The entities should be {'task': 'bart'}.

tyarkoni commented 5 years ago

Thanks, investigating now....

effigies commented 5 years ago

Same thing is happening at the dataset level for:

{
  "Name": "ds000117_face",
  "Description": "Example three-level model",
  "Input": {
    "task": "facerecognition"
  },
  "Steps": [
    { 
      "Level": "run",
      "Transformations": [
        { 
          "Name": "Factor",
          "Input": ["stim_type"]
        },
        { 
          "Name": "Or",
          "Input": ["stim_type.FAMOUS", "stim_type.UNFAMILIAR"],
          "Output": ["real_faces"]
        }
      ],
      "Model": {
        "X": [
          "real_faces",
          "stim_type.SCRAMBLED",
          "framewise_displacement",
          "trans_x", "trans_y", "trans_z", "rot_x", "rot_y", "rot_z"
        ]
      },
      "Contrasts": [
        {
          "Name": "face_vs_scram",
          "ConditionList": ["real_faces", "stim_type.SCRAMBLED"],
          "Weights": [1, -1],
          "Type": "t"
        }
      ]
    },
    {
      "Level": "Subject",
      "AutoContrasts": ["face_vs_scram"]
    },
    {
      "Level": "Dataset",
      "AutoContrasts": ["face_vs_scram"]
    }
  ]
}
tyarkoni commented 5 years ago

Yeah, I just got the point where I can replicate the problem (had to download ds30 and remove all the derivative references). Working on a diagnosis now.

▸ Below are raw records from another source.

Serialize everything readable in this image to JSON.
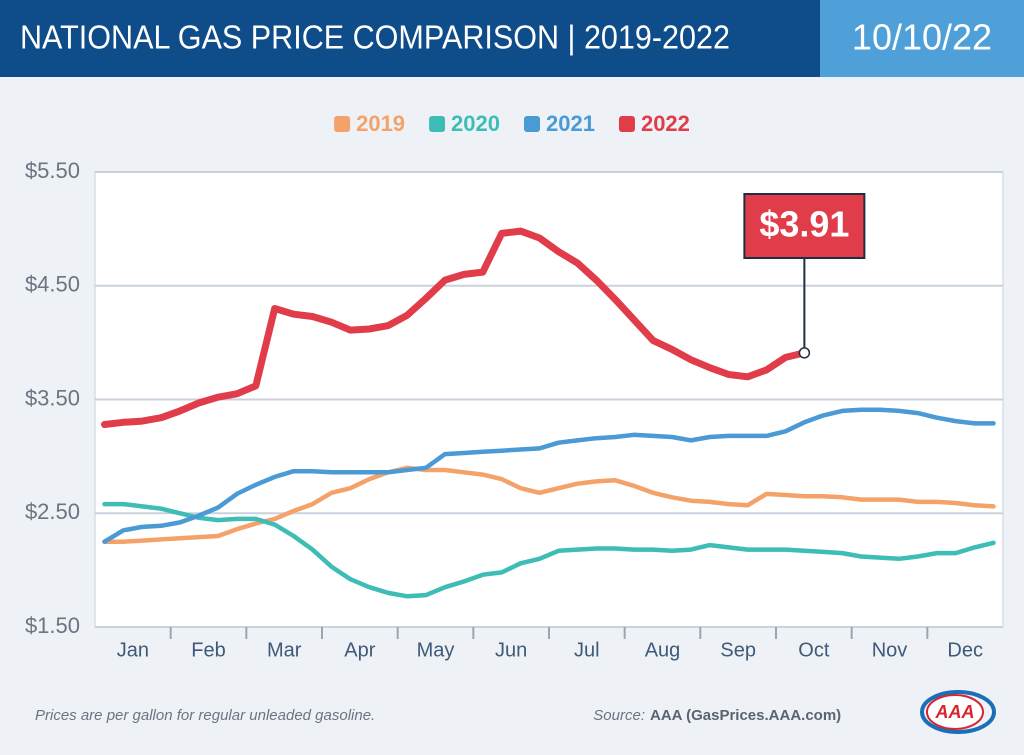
{
  "header": {
    "title": "NATIONAL GAS PRICE COMPARISON | 2019-2022",
    "date": "10/10/22"
  },
  "chart_data": {
    "type": "line",
    "categories": [
      null,
      "Jan",
      null,
      null,
      null,
      "Feb",
      null,
      null,
      null,
      "Mar",
      null,
      null,
      null,
      "Apr",
      null,
      null,
      null,
      "May",
      null,
      null,
      null,
      "Jun",
      null,
      null,
      null,
      "Jul",
      null,
      null,
      null,
      "Aug",
      null,
      null,
      null,
      "Sep",
      null,
      null,
      null,
      "Oct",
      null,
      null,
      null,
      "Nov",
      null,
      null,
      null,
      "Dec",
      null,
      null
    ],
    "series": [
      {
        "name": "2019",
        "color": "#f4a26a",
        "values": [
          2.25,
          2.25,
          2.26,
          2.27,
          2.28,
          2.29,
          2.3,
          2.36,
          2.41,
          2.45,
          2.52,
          2.58,
          2.68,
          2.72,
          2.8,
          2.86,
          2.9,
          2.88,
          2.88,
          2.86,
          2.84,
          2.8,
          2.72,
          2.68,
          2.72,
          2.76,
          2.78,
          2.79,
          2.74,
          2.68,
          2.64,
          2.61,
          2.6,
          2.58,
          2.57,
          2.67,
          2.66,
          2.65,
          2.65,
          2.64,
          2.62,
          2.62,
          2.62,
          2.6,
          2.6,
          2.59,
          2.57,
          2.56
        ]
      },
      {
        "name": "2020",
        "color": "#3dbdb5",
        "values": [
          2.58,
          2.58,
          2.56,
          2.54,
          2.5,
          2.46,
          2.44,
          2.45,
          2.45,
          2.4,
          2.3,
          2.18,
          2.03,
          1.92,
          1.85,
          1.8,
          1.77,
          1.78,
          1.85,
          1.9,
          1.96,
          1.98,
          2.06,
          2.1,
          2.17,
          2.18,
          2.19,
          2.19,
          2.18,
          2.18,
          2.17,
          2.18,
          2.22,
          2.2,
          2.18,
          2.18,
          2.18,
          2.17,
          2.16,
          2.15,
          2.12,
          2.11,
          2.1,
          2.12,
          2.15,
          2.15,
          2.2,
          2.24
        ]
      },
      {
        "name": "2021",
        "color": "#4a9ad6",
        "values": [
          2.25,
          2.35,
          2.38,
          2.39,
          2.42,
          2.48,
          2.55,
          2.67,
          2.75,
          2.82,
          2.87,
          2.87,
          2.86,
          2.86,
          2.86,
          2.86,
          2.88,
          2.9,
          3.02,
          3.03,
          3.04,
          3.05,
          3.06,
          3.07,
          3.12,
          3.14,
          3.16,
          3.17,
          3.19,
          3.18,
          3.17,
          3.14,
          3.17,
          3.18,
          3.18,
          3.18,
          3.22,
          3.3,
          3.36,
          3.4,
          3.41,
          3.41,
          3.4,
          3.38,
          3.34,
          3.31,
          3.29,
          3.29
        ]
      },
      {
        "name": "2022",
        "color": "#e03c4a",
        "values": [
          3.28,
          3.3,
          3.31,
          3.34,
          3.4,
          3.47,
          3.52,
          3.55,
          3.62,
          4.3,
          4.25,
          4.23,
          4.18,
          4.11,
          4.12,
          4.15,
          4.24,
          4.39,
          4.55,
          4.6,
          4.62,
          4.96,
          4.98,
          4.92,
          4.8,
          4.7,
          4.55,
          4.38,
          4.2,
          4.02,
          3.94,
          3.85,
          3.78,
          3.72,
          3.7,
          3.76,
          3.87,
          3.91,
          null,
          null,
          null,
          null,
          null,
          null,
          null,
          null,
          null,
          null
        ],
        "value_labels": [
          null,
          null,
          null,
          null,
          null,
          null,
          null,
          null,
          null,
          null,
          null,
          null,
          null,
          null,
          null,
          null,
          null,
          null,
          null,
          null,
          null,
          null,
          null,
          null,
          null,
          null,
          null,
          null,
          null,
          null,
          null,
          null,
          null,
          null,
          null,
          null,
          null,
          "$3.91",
          null,
          null,
          null,
          null,
          null,
          null,
          null,
          null,
          null,
          null
        ]
      }
    ],
    "ylim": [
      1.5,
      5.5
    ],
    "yticks": [
      {
        "value": 1.5,
        "label": "$1.50"
      },
      {
        "value": 2.5,
        "label": "$2.50"
      },
      {
        "value": 3.5,
        "label": "$3.50"
      },
      {
        "value": 4.5,
        "label": "$4.50"
      },
      {
        "value": 5.5,
        "label": "$5.50"
      }
    ],
    "grid": true,
    "legend": "top"
  },
  "footer": {
    "note": "Prices are per gallon for regular unleaded gasoline.",
    "source_label": "Source:",
    "source": "AAA (GasPrices.AAA.com)",
    "logo": "AAA"
  }
}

tyarkoni commented 5 years ago

Ah, okay. I'm pretty sure the problem is that currently, the .entities property for a BIDSVariableCollection only includes entities that are constant across all rows and variables (since otherwise they're not really entities of the collection, but of its constituents). But when the covariates are automatically read in from participants.tsv, they get assigned a NaN value for the task entity, which results in task being stripped from the entities dictionary.

Working on a solution now; I need to decide whether to ignore NaN values when making the determination, or come up with some other scheme. Let me know if you have thoughts.

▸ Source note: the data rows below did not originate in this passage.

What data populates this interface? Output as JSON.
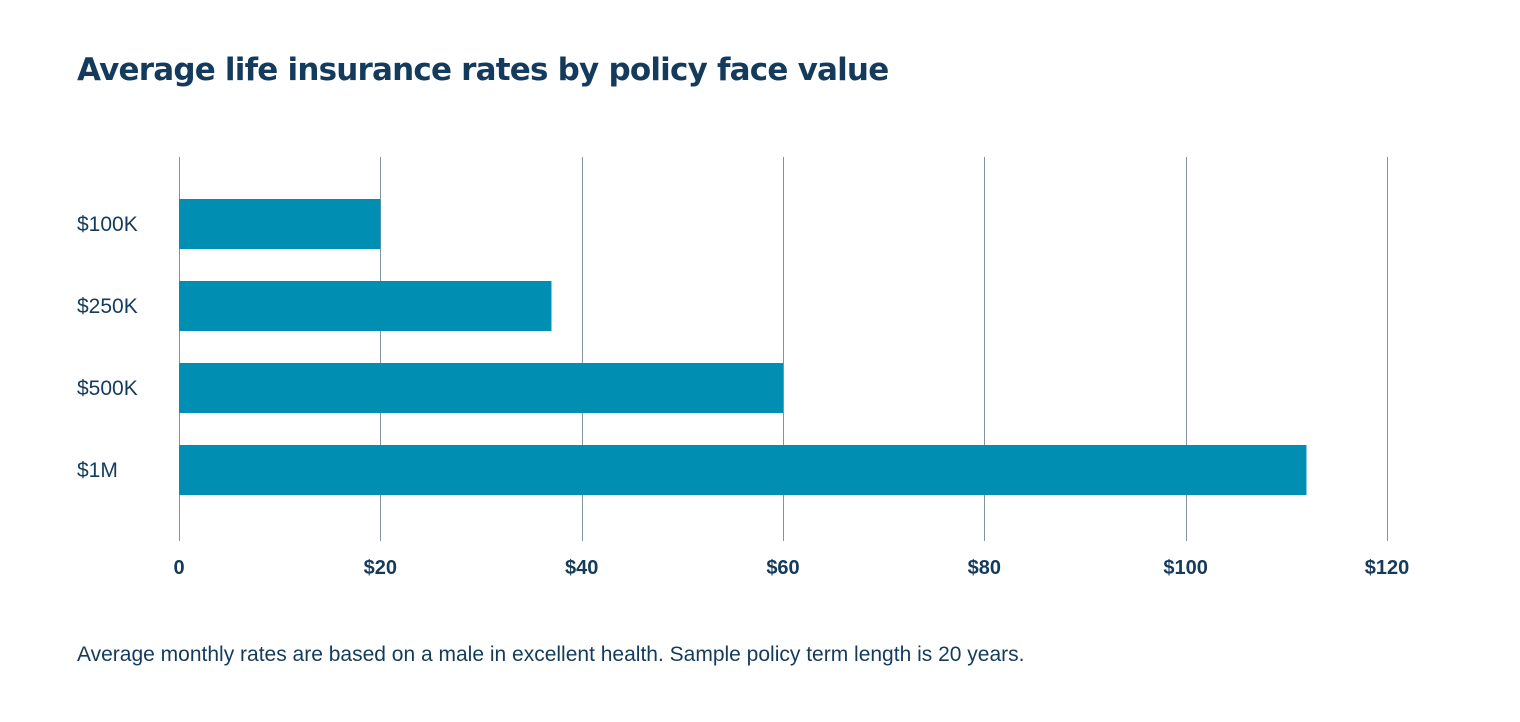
{
  "chart_data": {
    "type": "bar",
    "orientation": "horizontal",
    "title": "Average life insurance rates by policy face value",
    "categories": [
      "$100K",
      "$250K",
      "$500K",
      "$1M"
    ],
    "values": [
      20,
      37,
      60,
      112
    ],
    "xlim": [
      0,
      120
    ],
    "x_ticks": [
      0,
      20,
      40,
      60,
      80,
      100,
      120
    ],
    "x_tick_labels": [
      "0",
      "$20",
      "$40",
      "$60",
      "$80",
      "$100",
      "$120"
    ],
    "xlabel": "",
    "ylabel": "",
    "grid": "vertical",
    "legend": "none",
    "bar_color": "#008fb3",
    "text_color": "#143b5c",
    "grid_color": "#7f93a4"
  },
  "footnote": "Average monthly rates are based on a male in excellent health. Sample policy term length is 20 years."
}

effigies commented 5 years ago

And this only happens at the top level? Because the task entity is present in the lower levels.

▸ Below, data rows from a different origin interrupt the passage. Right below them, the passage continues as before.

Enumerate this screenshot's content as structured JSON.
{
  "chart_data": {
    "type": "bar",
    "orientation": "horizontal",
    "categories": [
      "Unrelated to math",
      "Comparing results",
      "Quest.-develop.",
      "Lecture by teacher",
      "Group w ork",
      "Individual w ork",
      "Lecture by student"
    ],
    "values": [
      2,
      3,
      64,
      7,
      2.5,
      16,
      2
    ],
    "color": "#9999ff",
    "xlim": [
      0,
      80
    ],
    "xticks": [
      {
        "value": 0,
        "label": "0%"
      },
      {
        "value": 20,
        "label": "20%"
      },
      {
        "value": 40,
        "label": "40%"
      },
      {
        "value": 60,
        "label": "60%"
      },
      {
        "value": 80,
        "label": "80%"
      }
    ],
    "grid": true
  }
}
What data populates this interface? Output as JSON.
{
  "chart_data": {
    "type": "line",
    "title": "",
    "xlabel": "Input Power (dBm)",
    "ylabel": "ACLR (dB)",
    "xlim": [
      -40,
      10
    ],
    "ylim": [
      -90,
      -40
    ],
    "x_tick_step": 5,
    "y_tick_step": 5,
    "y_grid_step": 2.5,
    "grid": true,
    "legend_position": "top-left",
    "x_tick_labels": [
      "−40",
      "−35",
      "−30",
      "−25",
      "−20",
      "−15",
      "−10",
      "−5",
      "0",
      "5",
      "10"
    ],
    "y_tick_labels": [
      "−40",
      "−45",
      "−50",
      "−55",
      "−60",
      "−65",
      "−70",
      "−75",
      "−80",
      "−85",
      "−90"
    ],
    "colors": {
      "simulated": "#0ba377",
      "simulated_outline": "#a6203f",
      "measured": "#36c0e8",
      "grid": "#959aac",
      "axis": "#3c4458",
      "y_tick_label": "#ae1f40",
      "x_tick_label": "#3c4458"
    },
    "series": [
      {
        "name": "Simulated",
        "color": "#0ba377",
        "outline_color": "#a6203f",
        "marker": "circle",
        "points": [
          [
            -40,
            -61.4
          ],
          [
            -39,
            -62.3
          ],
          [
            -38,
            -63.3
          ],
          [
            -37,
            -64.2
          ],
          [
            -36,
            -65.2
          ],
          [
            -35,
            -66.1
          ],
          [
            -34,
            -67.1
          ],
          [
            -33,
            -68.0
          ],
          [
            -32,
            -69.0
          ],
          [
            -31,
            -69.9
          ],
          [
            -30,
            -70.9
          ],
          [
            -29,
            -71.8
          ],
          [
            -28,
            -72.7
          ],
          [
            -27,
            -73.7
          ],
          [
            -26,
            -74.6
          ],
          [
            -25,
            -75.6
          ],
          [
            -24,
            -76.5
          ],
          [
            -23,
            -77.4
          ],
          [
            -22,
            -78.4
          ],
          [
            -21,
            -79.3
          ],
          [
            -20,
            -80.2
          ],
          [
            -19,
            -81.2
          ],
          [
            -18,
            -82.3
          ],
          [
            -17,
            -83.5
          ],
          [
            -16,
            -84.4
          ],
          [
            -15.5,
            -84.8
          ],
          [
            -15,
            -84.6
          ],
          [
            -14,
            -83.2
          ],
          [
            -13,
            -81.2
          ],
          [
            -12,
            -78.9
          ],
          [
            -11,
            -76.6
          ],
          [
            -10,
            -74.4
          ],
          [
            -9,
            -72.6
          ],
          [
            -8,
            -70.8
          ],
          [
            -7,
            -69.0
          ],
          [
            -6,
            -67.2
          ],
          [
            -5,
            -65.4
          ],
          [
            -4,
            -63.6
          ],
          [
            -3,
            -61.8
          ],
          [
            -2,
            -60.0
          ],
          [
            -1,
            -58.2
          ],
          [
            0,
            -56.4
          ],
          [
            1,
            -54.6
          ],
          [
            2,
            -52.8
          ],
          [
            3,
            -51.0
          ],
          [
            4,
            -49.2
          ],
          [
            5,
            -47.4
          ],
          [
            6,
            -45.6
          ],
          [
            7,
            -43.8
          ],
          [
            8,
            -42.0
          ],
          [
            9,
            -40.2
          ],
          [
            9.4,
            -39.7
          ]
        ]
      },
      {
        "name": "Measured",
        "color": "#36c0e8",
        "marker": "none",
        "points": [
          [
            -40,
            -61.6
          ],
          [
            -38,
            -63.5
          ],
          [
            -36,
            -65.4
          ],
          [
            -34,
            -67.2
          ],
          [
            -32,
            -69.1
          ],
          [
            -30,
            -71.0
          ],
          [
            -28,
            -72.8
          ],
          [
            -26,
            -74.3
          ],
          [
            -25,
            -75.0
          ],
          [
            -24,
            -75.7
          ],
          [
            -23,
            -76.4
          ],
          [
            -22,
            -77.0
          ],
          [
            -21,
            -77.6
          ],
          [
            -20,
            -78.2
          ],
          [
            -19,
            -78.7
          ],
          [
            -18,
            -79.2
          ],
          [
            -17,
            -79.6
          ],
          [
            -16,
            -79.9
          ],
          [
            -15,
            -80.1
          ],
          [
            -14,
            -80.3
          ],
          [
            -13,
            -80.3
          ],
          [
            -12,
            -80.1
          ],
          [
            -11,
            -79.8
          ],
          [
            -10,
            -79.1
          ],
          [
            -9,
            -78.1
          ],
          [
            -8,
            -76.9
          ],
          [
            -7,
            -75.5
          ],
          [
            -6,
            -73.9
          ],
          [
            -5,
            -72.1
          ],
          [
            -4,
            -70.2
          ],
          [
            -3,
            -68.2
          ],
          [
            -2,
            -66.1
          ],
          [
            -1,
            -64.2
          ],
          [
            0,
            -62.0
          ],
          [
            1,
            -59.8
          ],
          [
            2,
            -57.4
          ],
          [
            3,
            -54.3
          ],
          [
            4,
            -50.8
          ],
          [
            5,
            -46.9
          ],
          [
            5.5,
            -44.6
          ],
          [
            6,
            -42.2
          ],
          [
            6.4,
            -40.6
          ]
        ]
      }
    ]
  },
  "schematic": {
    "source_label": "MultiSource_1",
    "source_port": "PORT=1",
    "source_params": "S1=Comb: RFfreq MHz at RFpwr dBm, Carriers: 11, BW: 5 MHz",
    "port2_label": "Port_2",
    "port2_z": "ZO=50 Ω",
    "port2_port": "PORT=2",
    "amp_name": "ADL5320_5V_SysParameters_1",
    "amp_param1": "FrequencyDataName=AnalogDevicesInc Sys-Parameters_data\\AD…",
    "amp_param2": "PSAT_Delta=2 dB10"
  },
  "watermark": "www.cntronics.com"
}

tyarkoni commented 5 years ago

I'm guessing that's because at the lower level no confounds are read in that can't be clearly tied to the same task, so there aren't NaN values, hence all task values are the same.

tyarkoni commented 5 years ago

Ah, okay, looks like an easy fix. I was already actually trying to ignore NaN values; I just wasn't doing it properly. PR coming shortly, hopefully.

tyarkoni commented 5 years ago

Feel free to merge as soon as tests pass.